6. **Run & Validate**  
   - Execute `dbt run --models staging+ marts+`.  
   - Use `dbt test` to ensure all tests pass.  
   - Inspect the generated docs (`dbt docs serve`) to confirm model structure.

---





In [5]:
import sys
import os

# Go two levels up from the notebook to the project root
project_root = os.path.abspath(os.path.join(os.getcwd(), "../.."))

# Join the path to 'src'
src_path = os.path.join(project_root, "src")

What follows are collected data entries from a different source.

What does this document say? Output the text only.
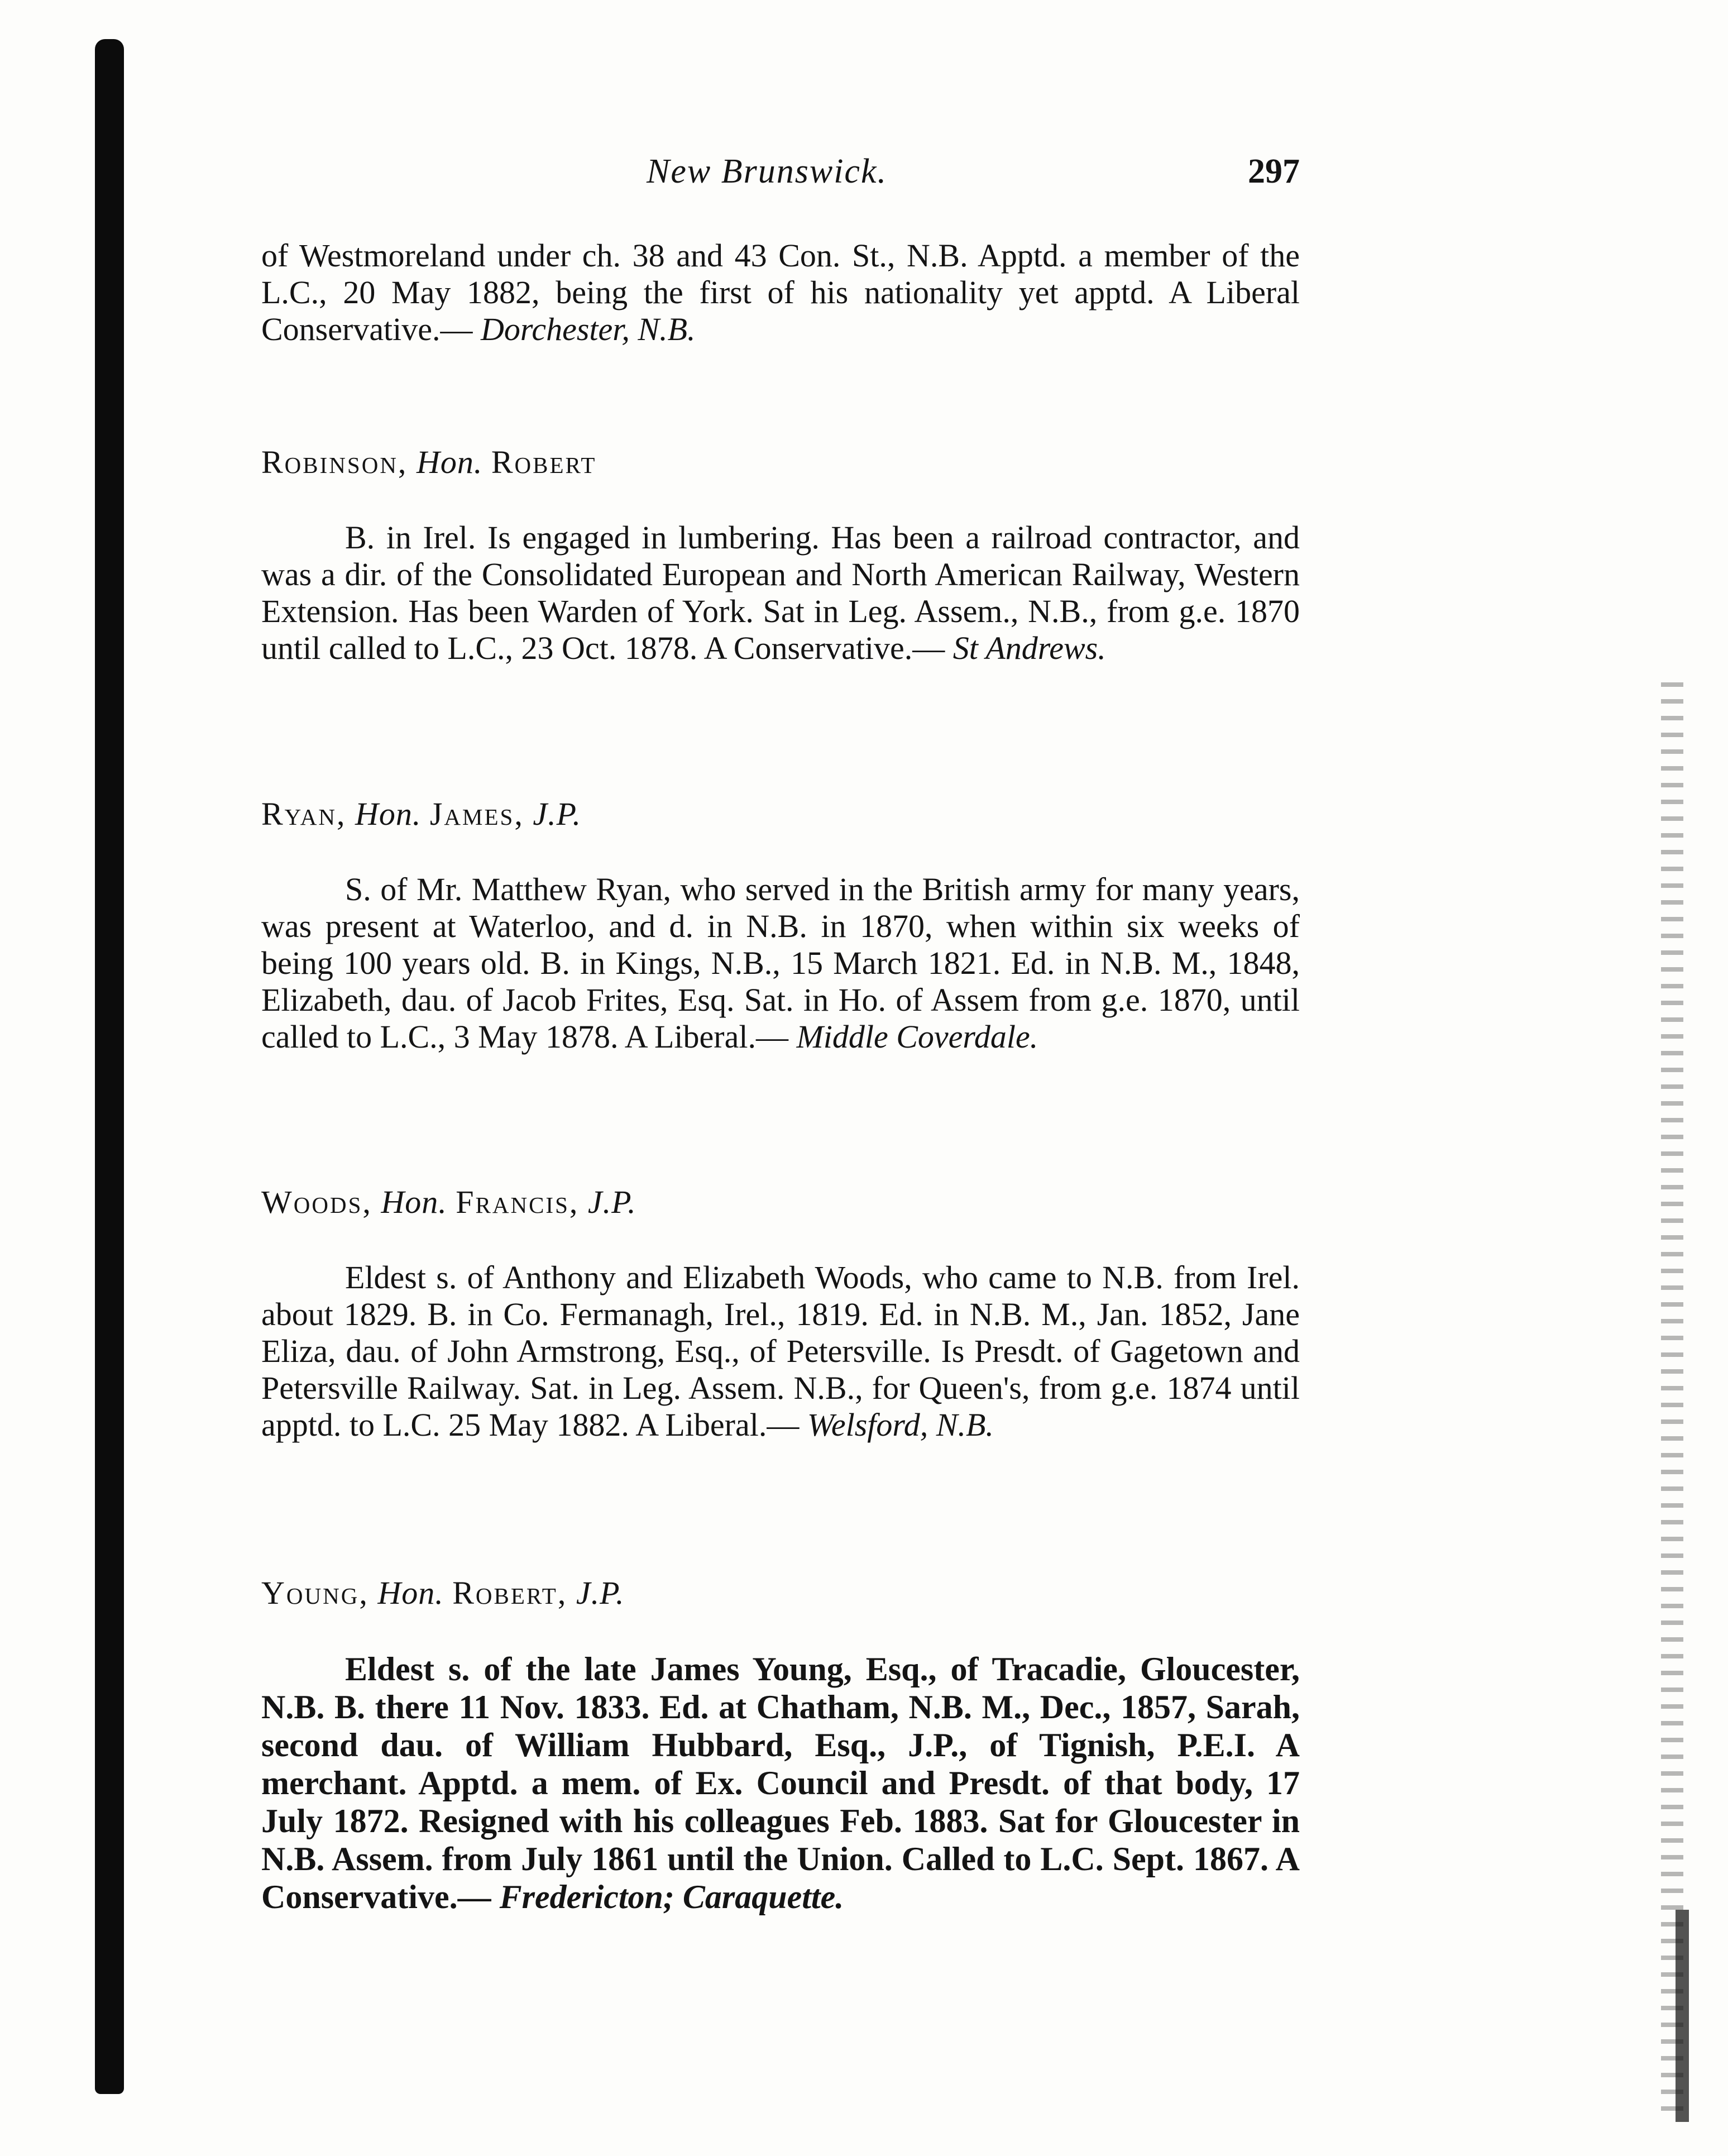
New Brunswick.	297

of Westmoreland under ch. 38 and 43 Con. St., N.B. Apptd. a member of the L.C., 20 May 1882, being the first of his nationality yet apptd. A Liberal Conservative.— Dorchester, N.B.

Robinson, Hon. Robert

B. in Irel. Is engaged in lumbering. Has been a railroad contractor, and was a dir. of the Consolidated European and North American Railway, Western Extension. Has been Warden of York. Sat in Leg. Assem., N.B., from g.e. 1870 until called to L.C., 23 Oct. 1878. A Conservative.— St Andrews.

Ryan, Hon. James, J.P.

S. of Mr. Matthew Ryan, who served in the British army for many years, was present at Waterloo, and d. in N.B. in 1870, when within six weeks of being 100 years old. B. in Kings, N.B., 15 March 1821. Ed. in N.B. M., 1848, Elizabeth, dau. of Jacob Frites, Esq. Sat. in Ho. of Assem from g.e. 1870, until called to L.C., 3 May 1878. A Liberal.— Middle Coverdale.

Woods, Hon. Francis, J.P.

Eldest s. of Anthony and Elizabeth Woods, who came to N.B. from Irel. about 1829. B. in Co. Fermanagh, Irel., 1819. Ed. in N.B. M., Jan. 1852, Jane Eliza, dau. of John Armstrong, Esq., of Petersville. Is Presdt. of Gagetown and Petersville Railway. Sat. in Leg. Assem. N.B., for Queen's, from g.e. 1874 until apptd. to L.C. 25 May 1882. A Liberal.— Welsford, N.B.

Young, Hon. Robert, J.P.

Eldest s. of the late James Young, Esq., of Tracadie, Gloucester, N.B. B. there 11 Nov. 1833. Ed. at Chatham, N.B. M., Dec., 1857, Sarah, second dau. of William Hubbard, Esq., J.P., of Tignish, P.E.I. A merchant. Apptd. a mem. of Ex. Council and Presdt. of that body, 17 July 1872. Resigned with his colleagues Feb. 1883. Sat for Gloucester in N.B. Assem. from July 1861 until the Union. Called to L.C. Sept. 1867. A Conservative.— Fredericton; Caraquette.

# Add 'src' to Python path
if src_path not in sys.path:
    sys.path.append(src_path)

# Confirm it's added
print("src path added:", src_path)


src path added: c:\Users\ABC\Desktop\10Acadamy\week_7\Shipping-a-Data-Product\src


In [6]:
# 2️⃣ Load .env and set PYTHONPATH
import os, sys
from dotenv import load_dotenv
from pathlib import Path

project_root = Path().cwd().parent / "Shipping-a-Data-Product"
load_dotenv(dotenv_path=project_root / ".env")
sys.path.append(str(project_root / "src"))


In [7]:
# 3️⃣ Run raw_loader to ingest JSON & images
from raw_loader import load_messages, load_images

# Load yesterday’s (or today’s) partitions
load_messages(date_str="2025-07-13")
load_images(date_str="2025-07-13")


In [8]:
# 4️⃣ Install & run dbt to build staging + marts
%env DBT_PROFILES_DIR=./dbt_project
!dbt deps   # fetches any packages
!dbt seed   # if you have any seeds
!dbt run    # builds models in analytics schema
!dbt test   # runs built-in tests


env: DBT_PROFILES_DIR=./dbt_project


Usage: dbt deps [OPTIONS]
Try 'dbt deps -h' for help.

Error: Got unexpected extra arguments (# fetches any packages)
Usage: dbt seed [OPTIONS]
Try 'dbt seed -h' for help.

Error: Invalid value for '--profiles-dir': Path './dbt_project' does not exist.
Usage: dbt run [OPTIONS]
Try 'dbt run -h' for help.

Error: Invalid value for '--profiles-dir': Path './dbt_project' does not exist.
Usage: dbt test [OPTIONS]
Try 'dbt test -h' for help.

Error: Invalid value for '--profiles-dir': Path './dbt_project' does not exist.